Sunday, September 25, 2011

Washing Laundry In Russia

18 Sept 2011
We should be sending these entries to Brenna (our granddaughter @ BYU-I whose favorite person is her Granpa) to do a re-write.  Her blog is so entertaining so we feel sorry for you who read this one cuz we are so not creative.  This week has flown by although it has been a little slow at the office.  We have been busy doing things like getting settle in, organizing and cleaning our apt (still much to do), and learning our way around.  Everything is a new experience and while so similar, amazingly different.  For example;
We went shopping yesterday across the river (Left Bank) at a big mall, anchored by a huge IKEA on one end and a Store called Ashons (Awahc in Russian) which was like a super Wal-Mart on the other.  In between were stores like Levi, Ecco, Rockport, etc.  You could have put this mall down in the middle of Seattle and not be able to tell the difference.  It is quite amazing actually when you think that just 20 years ago these people had nothing, many were starving and upscale shopping was unheard of.  We have met several people who lived through that time and their stories are amazing.
Shopping is a real experience.  First of all if you think people are rude when you go shopping at home you really need to experience this to appreciate home.  The difference here tho’ is that people are not trying to be rude – it is just the Russian way.  I was standing in line waiting my turn when out of nowhere some lady bumped me out of the way and took her place at the front of the line.  Apparently, you have to actually be talking to the clerk or doing your thing or else you really aren’t in line.  Well, there really aren’t any lines anywhere – not even on the roads.  You can drive where ever you want to (if you dare) so where we would normally have two lanes these people have however many cars can squeeze into the space provided.  Sorry I am rambling – back to the shopping.

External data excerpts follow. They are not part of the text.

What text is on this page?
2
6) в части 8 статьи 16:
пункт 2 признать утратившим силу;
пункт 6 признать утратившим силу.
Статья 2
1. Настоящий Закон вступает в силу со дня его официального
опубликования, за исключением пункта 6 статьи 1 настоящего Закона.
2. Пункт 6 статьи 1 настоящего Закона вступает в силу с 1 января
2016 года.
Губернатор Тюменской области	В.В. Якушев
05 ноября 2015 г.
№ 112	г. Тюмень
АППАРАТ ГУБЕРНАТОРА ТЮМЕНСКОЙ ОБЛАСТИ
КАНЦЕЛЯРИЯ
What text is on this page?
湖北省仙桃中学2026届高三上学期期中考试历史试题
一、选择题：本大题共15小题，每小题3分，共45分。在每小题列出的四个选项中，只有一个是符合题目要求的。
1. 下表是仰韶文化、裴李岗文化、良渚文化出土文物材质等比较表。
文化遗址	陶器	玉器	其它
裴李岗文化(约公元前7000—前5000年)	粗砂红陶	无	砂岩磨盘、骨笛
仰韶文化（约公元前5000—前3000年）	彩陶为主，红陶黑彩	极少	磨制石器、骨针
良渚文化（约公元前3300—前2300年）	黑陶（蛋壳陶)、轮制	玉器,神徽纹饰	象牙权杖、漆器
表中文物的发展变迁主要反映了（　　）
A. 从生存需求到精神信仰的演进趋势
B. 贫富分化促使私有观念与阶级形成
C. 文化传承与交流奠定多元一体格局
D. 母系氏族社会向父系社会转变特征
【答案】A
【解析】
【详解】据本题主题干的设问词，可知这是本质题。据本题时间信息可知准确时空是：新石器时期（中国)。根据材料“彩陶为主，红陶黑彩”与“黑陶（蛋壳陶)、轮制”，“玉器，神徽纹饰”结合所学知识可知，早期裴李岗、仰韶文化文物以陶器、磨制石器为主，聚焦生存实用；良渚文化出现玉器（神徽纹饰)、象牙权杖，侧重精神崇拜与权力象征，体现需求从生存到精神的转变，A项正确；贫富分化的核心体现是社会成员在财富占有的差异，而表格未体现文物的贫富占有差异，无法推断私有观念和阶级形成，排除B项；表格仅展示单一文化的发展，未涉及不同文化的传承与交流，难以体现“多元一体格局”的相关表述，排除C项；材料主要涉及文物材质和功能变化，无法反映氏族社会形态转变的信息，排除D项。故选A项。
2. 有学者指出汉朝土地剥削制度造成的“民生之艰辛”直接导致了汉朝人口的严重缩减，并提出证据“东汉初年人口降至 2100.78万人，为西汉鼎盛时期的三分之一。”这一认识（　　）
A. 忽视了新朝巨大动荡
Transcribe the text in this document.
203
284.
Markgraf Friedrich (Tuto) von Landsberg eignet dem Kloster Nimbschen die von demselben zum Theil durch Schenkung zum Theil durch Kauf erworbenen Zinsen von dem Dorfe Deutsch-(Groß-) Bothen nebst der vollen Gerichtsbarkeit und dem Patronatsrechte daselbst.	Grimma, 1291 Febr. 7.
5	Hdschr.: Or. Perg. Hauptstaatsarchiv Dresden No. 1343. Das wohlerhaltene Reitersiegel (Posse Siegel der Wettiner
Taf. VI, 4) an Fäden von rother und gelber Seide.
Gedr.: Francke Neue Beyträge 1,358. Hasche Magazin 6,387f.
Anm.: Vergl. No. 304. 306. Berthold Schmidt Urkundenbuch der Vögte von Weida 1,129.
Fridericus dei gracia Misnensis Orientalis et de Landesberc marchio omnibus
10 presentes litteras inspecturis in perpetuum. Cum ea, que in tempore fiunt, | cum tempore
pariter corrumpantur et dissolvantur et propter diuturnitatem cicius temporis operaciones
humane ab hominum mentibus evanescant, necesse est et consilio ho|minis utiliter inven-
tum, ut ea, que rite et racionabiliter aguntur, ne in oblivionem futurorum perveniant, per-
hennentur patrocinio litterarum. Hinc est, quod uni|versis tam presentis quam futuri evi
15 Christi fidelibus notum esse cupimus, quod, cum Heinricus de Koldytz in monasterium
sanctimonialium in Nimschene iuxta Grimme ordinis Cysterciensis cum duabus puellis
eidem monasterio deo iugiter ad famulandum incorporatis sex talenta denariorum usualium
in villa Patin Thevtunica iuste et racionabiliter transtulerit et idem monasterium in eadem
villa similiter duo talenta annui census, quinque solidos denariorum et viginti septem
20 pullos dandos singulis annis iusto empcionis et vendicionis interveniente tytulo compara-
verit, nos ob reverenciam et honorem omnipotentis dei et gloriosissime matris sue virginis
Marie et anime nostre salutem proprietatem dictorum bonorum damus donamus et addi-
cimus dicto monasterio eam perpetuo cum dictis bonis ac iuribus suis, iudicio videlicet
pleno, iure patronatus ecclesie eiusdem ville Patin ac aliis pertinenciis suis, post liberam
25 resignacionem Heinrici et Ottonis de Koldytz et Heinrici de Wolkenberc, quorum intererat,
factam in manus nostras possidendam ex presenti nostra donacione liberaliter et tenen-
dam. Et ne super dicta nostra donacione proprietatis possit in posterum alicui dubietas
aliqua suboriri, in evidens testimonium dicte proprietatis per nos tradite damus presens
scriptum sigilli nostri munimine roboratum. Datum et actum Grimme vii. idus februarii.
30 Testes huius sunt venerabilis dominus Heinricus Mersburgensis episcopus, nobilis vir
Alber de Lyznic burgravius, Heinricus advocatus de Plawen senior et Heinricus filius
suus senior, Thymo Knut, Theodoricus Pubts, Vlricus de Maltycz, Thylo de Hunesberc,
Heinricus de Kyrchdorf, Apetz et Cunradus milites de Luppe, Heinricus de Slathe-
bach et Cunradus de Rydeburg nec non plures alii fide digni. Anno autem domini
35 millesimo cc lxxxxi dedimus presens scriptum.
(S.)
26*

So you pick up your produce and then you must go to a scale where there is either a clerk or a number board.  You put your item on the scale and punch a number or hand it to the clerk if one is on duty and the tag with the amount is printed out for you to stick on your bag of produce.  Then it goes into your cart while you finish shopping THEN to the check out.  Bulk items are the same process.  So there are plenty of opportunities to “stand in line” or get booted out of the way.  It only took once for us (in some things we are not slow learners) so by the end of the day we were pretty good at getting in and getting out of where we needed to be.  Then we got a taxi (fortunately for us he spoke a little English) and headed for home.  Total time – 10:30am to 5:30 pm.  A very long day for a little shopping trip.
Everything in Russia is hard.  Shopping wasn’t easy (but I guess it really never is) and simple everyday tasks that we take for granted are tedious here.  An example would be washing the laundry.   You can’t just put the clothes in the machine, set the dial and walk away to go do something else. Here one must attend to every detail.  First we fill the washer with water.  This is done by taking the shower head of the hand held shower and using the hose to fill the washer (which sits right by the tub so is quite convienient!!).  The washer holds about the equivalent of 1 bedsheet and 2 pillow cases.  Once full you add detergent and bleach turn the dial to about 6 and it starts agitating.  Then you must take the clothes out of the wash water and put them in the spinner compartment and turn the dial to 2 to spin.  Then you turn on the pump to pump out the wash water (you can speed this process up by using a pan to scoop out the water while it is pumping – this we have learned to do to help out the poor machine).  Then you repeat the process for the rinse.  Now the best part.  NO DRYER.  So we string up clothesline all over the apt pull out the drying rack and turn on the fan to dry clothes.  Generally, this is an overnite process.
The people we have actually met have been very kind.  We are not doing too well with our Russian so still struggle with the communication.  The problem really is that everyone wants to speak English with us.  Well, not everyone, but those who know a little English like to practice it on us.  We would like to practice our Russian on them – but oh well.  This city is beautiful and the people are definitely growing on us.  We have made several friends and look forward to serving the people here for the next several months. 
We know that God knows and loves all of his children the world over.  May he bless all of you in everything in your life.  We love you all.